Rocket Pharmaceuticals has reported promising long-term safety and efficacy outcomes from an early-stage study of its gene therapy RP-A501 for Danon disease, a rare genetic disorder linked to mutations in the LAMP-2 gene. These results were unveiled at the American Heart Association’s scientific sessions and published in the New England Journal of Medicine, showcasing benefits lasting up to 60 months after a single treatment.

Danon disease, an X-linked inherited condition, has severe implications due to mutations in the LAMP-2 gene. Rocket Pharmaceuticals' CEO, Gaurav Shah, emphasized that this program provides the most comprehensive investigational gene therapy data for any cardiac condition. Shah also suggested that their gene therapy platform has potential applications for other inherited heart diseases, including PKP2-arrhythmogenic cardiomyopathy and BAG3-dilated cardiomyopathy.

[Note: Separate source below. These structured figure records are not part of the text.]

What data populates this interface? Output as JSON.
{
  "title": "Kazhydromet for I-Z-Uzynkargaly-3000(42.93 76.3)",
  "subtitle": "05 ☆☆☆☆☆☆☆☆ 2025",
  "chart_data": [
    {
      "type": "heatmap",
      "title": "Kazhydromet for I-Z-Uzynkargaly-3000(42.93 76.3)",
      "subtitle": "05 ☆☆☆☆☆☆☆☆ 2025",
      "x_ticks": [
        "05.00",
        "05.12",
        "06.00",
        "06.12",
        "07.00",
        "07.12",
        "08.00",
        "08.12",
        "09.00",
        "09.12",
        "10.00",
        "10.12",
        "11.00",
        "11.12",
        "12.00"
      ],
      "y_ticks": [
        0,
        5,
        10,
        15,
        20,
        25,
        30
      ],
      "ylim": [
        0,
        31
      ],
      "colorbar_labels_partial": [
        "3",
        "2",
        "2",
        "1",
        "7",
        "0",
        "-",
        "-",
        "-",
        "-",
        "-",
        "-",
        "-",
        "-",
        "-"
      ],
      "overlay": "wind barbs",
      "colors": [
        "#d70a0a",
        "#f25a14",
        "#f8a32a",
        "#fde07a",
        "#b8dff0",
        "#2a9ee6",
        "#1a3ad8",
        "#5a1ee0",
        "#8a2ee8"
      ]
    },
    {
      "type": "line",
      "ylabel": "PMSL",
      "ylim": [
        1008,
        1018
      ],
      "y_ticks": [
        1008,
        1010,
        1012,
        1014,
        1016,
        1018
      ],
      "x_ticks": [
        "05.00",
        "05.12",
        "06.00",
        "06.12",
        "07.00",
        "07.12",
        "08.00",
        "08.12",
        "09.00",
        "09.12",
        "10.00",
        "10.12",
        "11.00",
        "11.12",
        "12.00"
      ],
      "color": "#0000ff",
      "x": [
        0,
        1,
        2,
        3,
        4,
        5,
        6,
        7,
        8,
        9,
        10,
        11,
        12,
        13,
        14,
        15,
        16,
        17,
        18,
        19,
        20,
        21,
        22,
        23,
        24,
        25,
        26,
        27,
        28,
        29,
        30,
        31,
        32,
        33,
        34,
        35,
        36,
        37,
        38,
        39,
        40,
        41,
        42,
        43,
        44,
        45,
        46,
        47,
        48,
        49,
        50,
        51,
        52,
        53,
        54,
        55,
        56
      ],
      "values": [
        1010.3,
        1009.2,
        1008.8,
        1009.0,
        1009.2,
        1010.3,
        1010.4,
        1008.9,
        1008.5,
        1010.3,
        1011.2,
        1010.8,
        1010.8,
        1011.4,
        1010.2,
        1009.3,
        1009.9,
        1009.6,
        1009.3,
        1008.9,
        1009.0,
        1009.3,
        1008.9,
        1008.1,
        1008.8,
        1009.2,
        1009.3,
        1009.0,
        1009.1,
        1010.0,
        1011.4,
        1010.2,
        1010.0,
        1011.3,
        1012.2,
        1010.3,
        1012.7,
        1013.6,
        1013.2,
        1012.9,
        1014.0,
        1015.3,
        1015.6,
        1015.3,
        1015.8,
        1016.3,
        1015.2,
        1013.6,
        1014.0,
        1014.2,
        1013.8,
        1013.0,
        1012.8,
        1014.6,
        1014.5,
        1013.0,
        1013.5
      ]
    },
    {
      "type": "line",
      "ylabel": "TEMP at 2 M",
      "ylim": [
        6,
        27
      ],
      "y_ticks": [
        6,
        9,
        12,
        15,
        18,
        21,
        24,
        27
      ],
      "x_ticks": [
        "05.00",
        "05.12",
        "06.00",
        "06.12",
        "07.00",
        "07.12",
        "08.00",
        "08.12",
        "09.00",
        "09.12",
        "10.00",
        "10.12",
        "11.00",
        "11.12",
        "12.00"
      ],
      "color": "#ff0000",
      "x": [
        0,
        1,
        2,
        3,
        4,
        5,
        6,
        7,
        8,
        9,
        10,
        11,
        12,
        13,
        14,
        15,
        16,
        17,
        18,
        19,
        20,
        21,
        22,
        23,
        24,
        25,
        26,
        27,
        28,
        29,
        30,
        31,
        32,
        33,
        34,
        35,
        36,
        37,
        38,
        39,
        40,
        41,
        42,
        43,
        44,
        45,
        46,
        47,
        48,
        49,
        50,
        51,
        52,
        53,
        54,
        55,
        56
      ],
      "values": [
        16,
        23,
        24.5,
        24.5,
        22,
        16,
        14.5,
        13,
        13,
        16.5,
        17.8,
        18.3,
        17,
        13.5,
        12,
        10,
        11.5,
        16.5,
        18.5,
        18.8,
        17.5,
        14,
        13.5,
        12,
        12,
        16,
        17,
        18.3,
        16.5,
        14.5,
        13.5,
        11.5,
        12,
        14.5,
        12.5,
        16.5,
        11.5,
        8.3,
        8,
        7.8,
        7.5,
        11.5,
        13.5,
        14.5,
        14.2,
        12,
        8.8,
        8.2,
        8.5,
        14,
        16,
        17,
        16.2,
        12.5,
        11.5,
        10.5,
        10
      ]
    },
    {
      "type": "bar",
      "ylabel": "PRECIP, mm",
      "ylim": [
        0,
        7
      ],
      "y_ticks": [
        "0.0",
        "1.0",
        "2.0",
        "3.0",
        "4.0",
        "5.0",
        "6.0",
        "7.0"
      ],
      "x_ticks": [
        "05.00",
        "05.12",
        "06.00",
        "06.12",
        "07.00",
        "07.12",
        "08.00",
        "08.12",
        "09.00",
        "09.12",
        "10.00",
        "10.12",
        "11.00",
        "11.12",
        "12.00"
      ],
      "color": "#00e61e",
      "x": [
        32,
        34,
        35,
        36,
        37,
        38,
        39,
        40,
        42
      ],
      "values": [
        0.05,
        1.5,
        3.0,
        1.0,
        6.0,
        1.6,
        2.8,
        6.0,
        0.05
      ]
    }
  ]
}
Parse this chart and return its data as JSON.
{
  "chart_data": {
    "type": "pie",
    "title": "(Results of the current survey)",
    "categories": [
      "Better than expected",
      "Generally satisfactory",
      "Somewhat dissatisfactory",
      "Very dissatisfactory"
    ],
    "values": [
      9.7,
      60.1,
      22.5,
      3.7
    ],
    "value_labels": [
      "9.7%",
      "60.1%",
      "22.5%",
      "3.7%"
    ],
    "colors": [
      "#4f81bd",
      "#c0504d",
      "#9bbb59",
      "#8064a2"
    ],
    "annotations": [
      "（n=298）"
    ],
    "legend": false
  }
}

The Phase I study involved seven male patients with Danon disease, with five receiving a low dose and two a high dose of RP-A501. The results indicated that pediatric participants experienced sustained, clinically significant improvements for up to 24 months, while adult and adolescent participants showed benefits for up to 60 months. All patients who could be evaluated showed cardiac LAMP2 protein expression within 12 months. There was a median 24% reduction in left ventricular (LV) mass index from baseline, maintenance of normal LV ejection fraction, and notable stabilization or decrease in cardiac biomarkers. Additionally, quality-of-life scores improved by a median of 27 points, and the New York Heart Association (NYHA) heart failure class improved from Class II to Class I. One patient exhibited Grade 3 protein expression at five years, underscoring the long-term efficacy of the therapy.

Regarding safety, the gene therapy was generally well-tolerated, with most adverse events being mild or moderate and manageable or reversible. However, one patient with severe pre-existing heart failure required a heart transplant five months post-treatment due to disease progression. Principal investigator Barry Greenberg stated that the study found consistent and significant improvements across multiple quantifiable measures used by cardiologists to assess risk and make treatment decisions.

In September, Rocket Pharmaceuticals announced alignment with the FDA concerning a pivotal Phase II trial to support the accelerated approval of RP-A501 for Danon disease. This announcement positively impacted the company's stock, which surged by up to 42%. At the time, Needham analyst Gil Blum predicted that the gene therapy could become a significant value driver due to the size of the patient population and the absence of available therapies.

In summary, Rocket Pharmaceuticals' RP-A501 gene therapy for Danon disease has demonstrated long-lasting safety and efficacy, with potential implications for other inherited heart conditions. The Phase I study results are encouraging, showing sustained clinical improvements and manageable safety profiles, paving the way for further development and potential FDA approval.